Spécialiste des sociétés paysannes d’Asie du Sud-est et des formes d’opposition quotidienne à la domination, auxquelles il avait consacré ses premiers livres, James C. Scott propose dans "La domination et les arts de la résistance" une synthèse stimulante de ses travaux sur les processus de domination, sur la notion d’hégémonie et sur la résistance. Initialement publié en 1992 aux Etats-Unis, l’ouvrage avait été remarqué pour la force des perspectives de recherche qu’il ouvrait, notamment pour étudier la protestation populaire dans les pays non démocratiques. La traduction en français du livre, jusqu’à présent surtout lu et commenté par les spécialistes de la sociologie des mouvements sociaux, vient salutairement lui donner une seconde vie, lui offrant le large public qu’il mérite.

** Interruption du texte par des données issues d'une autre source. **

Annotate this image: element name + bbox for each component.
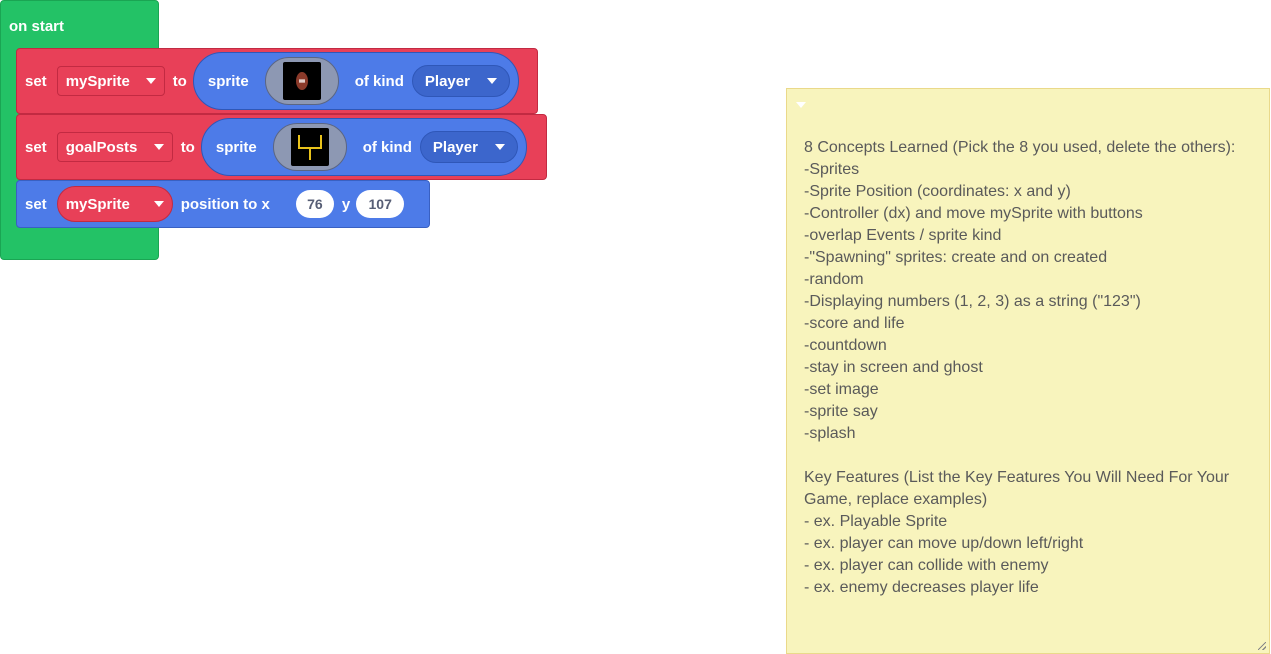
comment-line: -Controller (dx) and move mySprite with … (804, 205, 1143, 222)
on-start-label: on start (9, 18, 65, 35)
goalposts-sprite-icon (290, 128, 329, 166)
kind-value: Player (432, 138, 478, 156)
comment-line: -overlap Events / sprite kind (804, 227, 1002, 244)
comment-line: -Displaying numbers (1, 2, 3) as a strin… (804, 293, 1141, 310)
comment-line: -countdown (804, 337, 887, 354)
football-sprite-icon (282, 62, 321, 100)
of-kind-label: of kind (362, 138, 412, 156)
collapse-toggle-icon[interactable] (796, 102, 806, 108)
comment-note[interactable]: 8 Concepts Learned (Pick the 8 you used,… (786, 88, 1270, 654)
sprite-image-picker[interactable] (264, 57, 339, 105)
comment-line: - ex. enemy decreases player life (804, 579, 1039, 596)
set-label: set (25, 138, 47, 156)
sprite-image-picker[interactable] (272, 123, 347, 171)
comment-line: - ex. Playable Sprite (804, 513, 948, 530)
comment-line: 8 Concepts Learned (Pick the 8 you used,… (804, 139, 1236, 156)
comment-line (804, 445, 1249, 467)
position-to-x-label: position to x (180, 195, 270, 213)
mysprite-variable-dropdown[interactable]: mySprite (56, 186, 173, 222)
chevron-down-icon (153, 201, 164, 207)
mysprite-variable-dropdown[interactable]: mySprite (56, 66, 165, 96)
kind-value: Player (424, 72, 470, 90)
comment-text[interactable]: 8 Concepts Learned (Pick the 8 you used,… (804, 137, 1249, 599)
kind-dropdown[interactable]: Player (411, 65, 510, 97)
x-value-input[interactable]: 76 (295, 190, 334, 218)
variable-name: goalPosts (65, 138, 138, 156)
set-label: set (25, 72, 47, 90)
set-goalposts-block[interactable]: set goalPosts to sprite of kind Player (16, 114, 547, 180)
to-label: to (172, 72, 187, 90)
y-value-input[interactable]: 107 (356, 190, 405, 218)
chevron-down-icon (153, 144, 164, 150)
chevron-down-icon (486, 78, 497, 84)
sprite-of-kind-block[interactable]: sprite of kind Player (192, 52, 519, 110)
comment-line: -sprite say (804, 403, 878, 420)
comment-line: -stay in screen and ghost (804, 359, 983, 376)
of-kind-label: of kind (354, 72, 404, 90)
y-label: y (341, 195, 351, 213)
chevron-down-icon (145, 78, 156, 84)
comment-line: -Sprite Position (coordinates: x and y) (804, 183, 1071, 200)
comment-line: -"Spawning" sprites: create and on creat… (804, 249, 1108, 266)
sprite-of-kind-block[interactable]: sprite of kind Player (200, 118, 527, 176)
set-label: set (25, 195, 47, 213)
chevron-down-icon (494, 144, 505, 150)
comment-line: -splash (804, 425, 856, 442)
to-label: to (180, 138, 195, 156)
goalposts-variable-dropdown[interactable]: goalPosts (56, 132, 173, 162)
variable-name: mySprite (65, 195, 130, 213)
set-mysprite-block[interactable]: set mySprite to sprite of kind Player (16, 48, 538, 114)
variable-name: mySprite (65, 72, 130, 90)
comment-line: -score and life (804, 315, 905, 332)
set-position-block[interactable]: set mySprite position to x 76 y 107 (16, 180, 430, 228)
sprite-label: sprite (215, 138, 257, 156)
comment-line: Game, replace examples) (804, 491, 988, 508)
comment-line: -Sprites (804, 161, 860, 178)
comment-line: - ex. player can collide with enemy (804, 557, 1049, 574)
kind-dropdown[interactable]: Player (419, 131, 518, 163)
comment-line: -random (804, 271, 864, 288)
comment-line: - ex. player can move up/down left/right (804, 535, 1084, 552)
sprite-label: sprite (207, 72, 249, 90)
resize-handle-icon[interactable] (1258, 642, 1266, 650)
comment-line: -set image (804, 381, 879, 398)
comment-line: Key Features (List the Key Features You … (804, 469, 1230, 486)
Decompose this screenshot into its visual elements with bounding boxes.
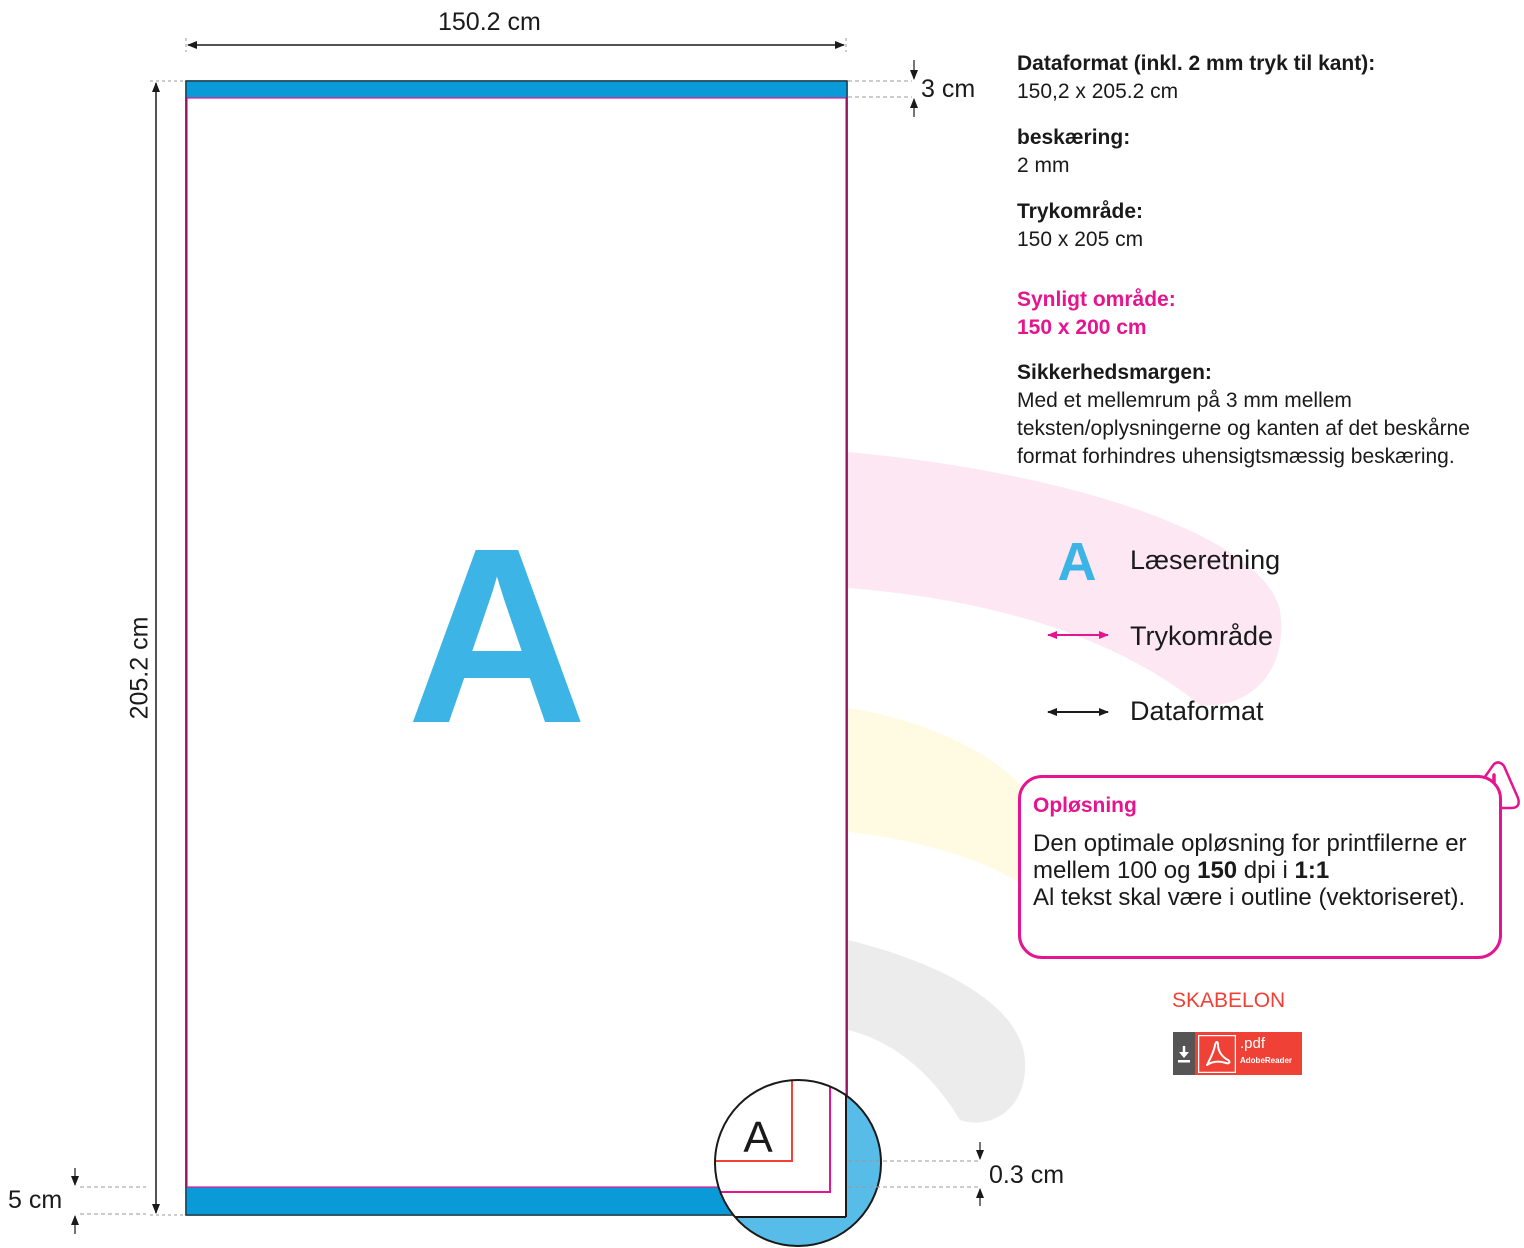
swoosh-gray bbox=[848, 940, 1026, 1123]
resolution-dpi-value: 150 bbox=[1197, 857, 1238, 884]
pdf-extension-label: .pdf bbox=[1240, 1035, 1266, 1052]
beskaering-block: beskæring: 2 mm bbox=[1017, 124, 1130, 180]
reading-direction-letter: A bbox=[407, 496, 588, 775]
resolution-box: Opløsning Den optimale opløsning for pri… bbox=[1018, 775, 1502, 959]
trykomraade-title: Trykområde: bbox=[1017, 200, 1144, 223]
swoosh-yellow bbox=[848, 708, 1030, 890]
legend-laeseretning-label: Læseretning bbox=[1130, 545, 1281, 575]
sikkerhed-title: Sikkerhedsmargen: bbox=[1017, 361, 1212, 384]
sikkerhed-block: Sikkerhedsmargen: Med et mellemrum på 3 … bbox=[1017, 359, 1487, 471]
dataformat-block: Dataformat (inkl. 2 mm tryk til kant): 1… bbox=[1017, 50, 1375, 106]
trykomraade-block: Trykområde: 150 x 205 cm bbox=[1017, 198, 1143, 254]
dataformat-title: Dataformat (inkl. 2 mm tryk til kant): bbox=[1017, 52, 1376, 75]
top-bleed-band bbox=[185, 80, 848, 99]
bottom-bleed-label: 5 cm bbox=[8, 1186, 63, 1214]
synligt-title: Synligt område: bbox=[1017, 288, 1176, 311]
legend-dataformat-label: Dataformat bbox=[1130, 696, 1264, 726]
synligt-value: 150 x 200 cm bbox=[1017, 316, 1147, 339]
inner-margin-label: 0.3 cm bbox=[989, 1161, 1065, 1189]
beskaering-title: beskæring: bbox=[1017, 126, 1131, 149]
resolution-title: Opløsning bbox=[1033, 794, 1137, 817]
trykomraade-value: 150 x 205 cm bbox=[1017, 228, 1144, 251]
height-dimension-label: 205.2 cm bbox=[125, 616, 154, 720]
resolution-text-2: dpi i bbox=[1237, 857, 1295, 884]
resolution-scale-value: 1:1 bbox=[1294, 857, 1330, 884]
dataformat-value: 150,2 x 205.2 cm bbox=[1017, 80, 1179, 103]
beskaering-value: 2 mm bbox=[1017, 154, 1070, 177]
adobe-reader-label: AdobeReader bbox=[1240, 1056, 1293, 1065]
skabelon-label: SKABELON bbox=[1172, 989, 1286, 1012]
legend-trykomraade-label: Trykområde bbox=[1130, 621, 1274, 651]
zoom-letter: A bbox=[743, 1113, 773, 1162]
top-bleed-label: 3 cm bbox=[921, 75, 976, 103]
width-dimension-label: 150.2 cm bbox=[438, 8, 541, 36]
download-icon bbox=[1173, 1032, 1195, 1075]
pdf-download-button[interactable]: .pdf AdobeReader bbox=[1173, 1032, 1302, 1075]
sikkerhed-text: Med et mellemrum på 3 mm mellem teksten/… bbox=[1017, 389, 1470, 468]
resolution-text-3: Al tekst skal være i outline (vektoriser… bbox=[1033, 884, 1466, 911]
acrobat-icon bbox=[1198, 1035, 1236, 1073]
resolution-text: Den optimale opløsning for printfilerne … bbox=[1033, 830, 1498, 911]
legend-a-icon: A bbox=[1058, 532, 1097, 592]
synligt-block: Synligt område: 150 x 200 cm bbox=[1017, 286, 1176, 342]
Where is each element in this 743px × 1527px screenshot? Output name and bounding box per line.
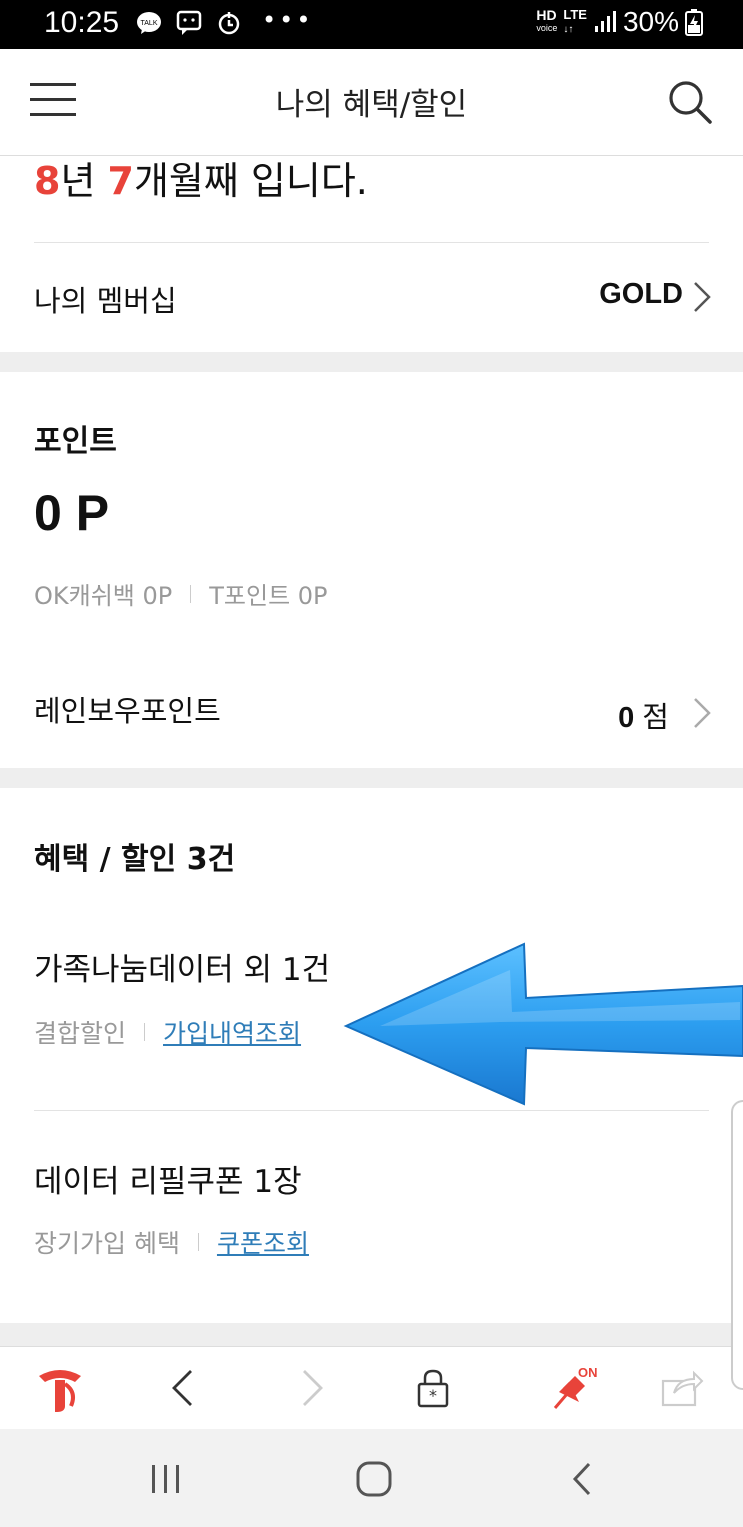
points-breakdown: OK캐쉬백 0P T포인트 0P <box>34 576 328 611</box>
message-icon <box>176 10 202 35</box>
kakaotalk-icon: TALK <box>137 12 161 34</box>
svg-text:TALK: TALK <box>141 20 158 27</box>
svg-text:*: * <box>429 1386 437 1405</box>
membership-grade: GOLD <box>599 278 683 310</box>
rainbow-points-label: 레인보우포인트 <box>34 694 221 728</box>
notification-icons: TALK <box>136 10 242 36</box>
separator <box>190 584 192 603</box>
subscription-history-link[interactable]: 가입내역조회 <box>163 1014 301 1050</box>
browser-toolbar: * ON <box>0 1346 743 1429</box>
points-title: 포인트 <box>34 424 117 459</box>
share-icon[interactable] <box>652 1361 712 1415</box>
divider <box>34 1110 709 1111</box>
membership-row[interactable]: GOLD <box>0 256 743 336</box>
back-icon[interactable] <box>152 1361 212 1415</box>
coupon-lookup-link[interactable]: 쿠폰조회 <box>217 1224 309 1260</box>
back-icon[interactable] <box>552 1457 612 1501</box>
separator <box>197 1233 199 1251</box>
network-indicator: LTE ↓↑ <box>563 7 587 35</box>
separator <box>144 1023 146 1041</box>
ok-cashbag-points: OK캐쉬백 0P <box>34 582 173 610</box>
status-time: 10:25 <box>44 6 120 39</box>
battery-charging-icon <box>685 9 703 36</box>
rainbow-points-row[interactable]: 레인보우포인트 0 점 <box>0 672 743 752</box>
chevron-right-icon <box>694 698 711 728</box>
rainbow-points-value: 0 점 <box>618 702 669 734</box>
t-points: T포인트 0P <box>209 582 328 610</box>
tenure-text: 8년 7개월째 입니다. <box>34 159 368 203</box>
pin-on-label: ON <box>578 1365 598 1380</box>
home-icon[interactable] <box>344 1457 404 1501</box>
points-total: 0 P <box>34 485 110 541</box>
pin-icon[interactable]: ON <box>530 1361 610 1415</box>
signal-icon <box>594 11 616 32</box>
forward-icon[interactable] <box>283 1361 343 1415</box>
more-notifications-icon: ••• <box>262 6 314 34</box>
benefit-category: 장기가입 혜택 <box>34 1229 180 1258</box>
search-icon[interactable] <box>667 79 713 125</box>
recent-apps-icon[interactable] <box>136 1457 196 1501</box>
page-title: 나의 혜택/할인 <box>275 87 468 123</box>
benefit-item-sub: 장기가입 혜택 쿠폰조회 <box>34 1224 309 1260</box>
status-bar: 10:25 TALK ••• HD voice LTE ↓↑ 30% <box>0 0 743 49</box>
scroll-handle[interactable] <box>731 1100 743 1390</box>
lock-icon[interactable]: * <box>403 1361 463 1415</box>
system-nav-bar <box>0 1429 743 1527</box>
benefits-title: 혜택 / 할인 3건 <box>34 842 236 877</box>
benefit-category: 결합할인 <box>34 1019 127 1048</box>
benefit-item-sub: 결합할인 가입내역조회 <box>34 1014 301 1050</box>
status-right: HD voice LTE ↓↑ 30% <box>536 6 703 38</box>
hd-voice-indicator: HD voice <box>536 7 558 33</box>
benefit-item-title: 가족나눔데이터 외 1건 <box>34 952 331 988</box>
benefit-item-title: 데이터 리필쿠폰 1장 <box>34 1164 302 1200</box>
t-logo-icon[interactable] <box>30 1361 90 1415</box>
battery-percent: 30% <box>622 6 679 37</box>
divider <box>34 242 709 243</box>
membership-card: 8년 7개월째 입니다. 나의 멤버십 GOLD <box>0 156 743 352</box>
app-header: 나의 혜택/할인 <box>0 49 743 156</box>
chevron-right-icon <box>694 282 711 312</box>
points-card: 포인트 0 P OK캐쉬백 0P T포인트 0P 레인보우포인트 0 점 <box>0 372 743 768</box>
sync-icon <box>218 12 240 35</box>
arrow-annotation <box>343 942 743 1106</box>
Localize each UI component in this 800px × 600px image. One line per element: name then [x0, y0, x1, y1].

L’intérêt du livre de J. Scott est en effet de proposer une théorie alternative du pouvoir et de la domination qui rompt avec les théories de la légitimité ou de l’hégémonie qui dominent la sociologie critique contemporaine. De Weber à Bourdieu, en passant et Gramsci, l’ordre social est en effet le plus souvent pensé comme le fruit d’une croyance : les dominés acceptent leur situation subalterne car ils croient à la légitimité du pouvoir et aux idéologies dominantes qui présentent l’ordre social pourtant inégalitaire comme naturel et juste. Or, pour J. Scott une telle conception recèle des "erreurs fondamentales". Entreprenant une critique serrée, mais accessible aux lecteurs profanes, de ces théories de la fausse conscience et de l’aliénation, il propose d’en renverser les postulats.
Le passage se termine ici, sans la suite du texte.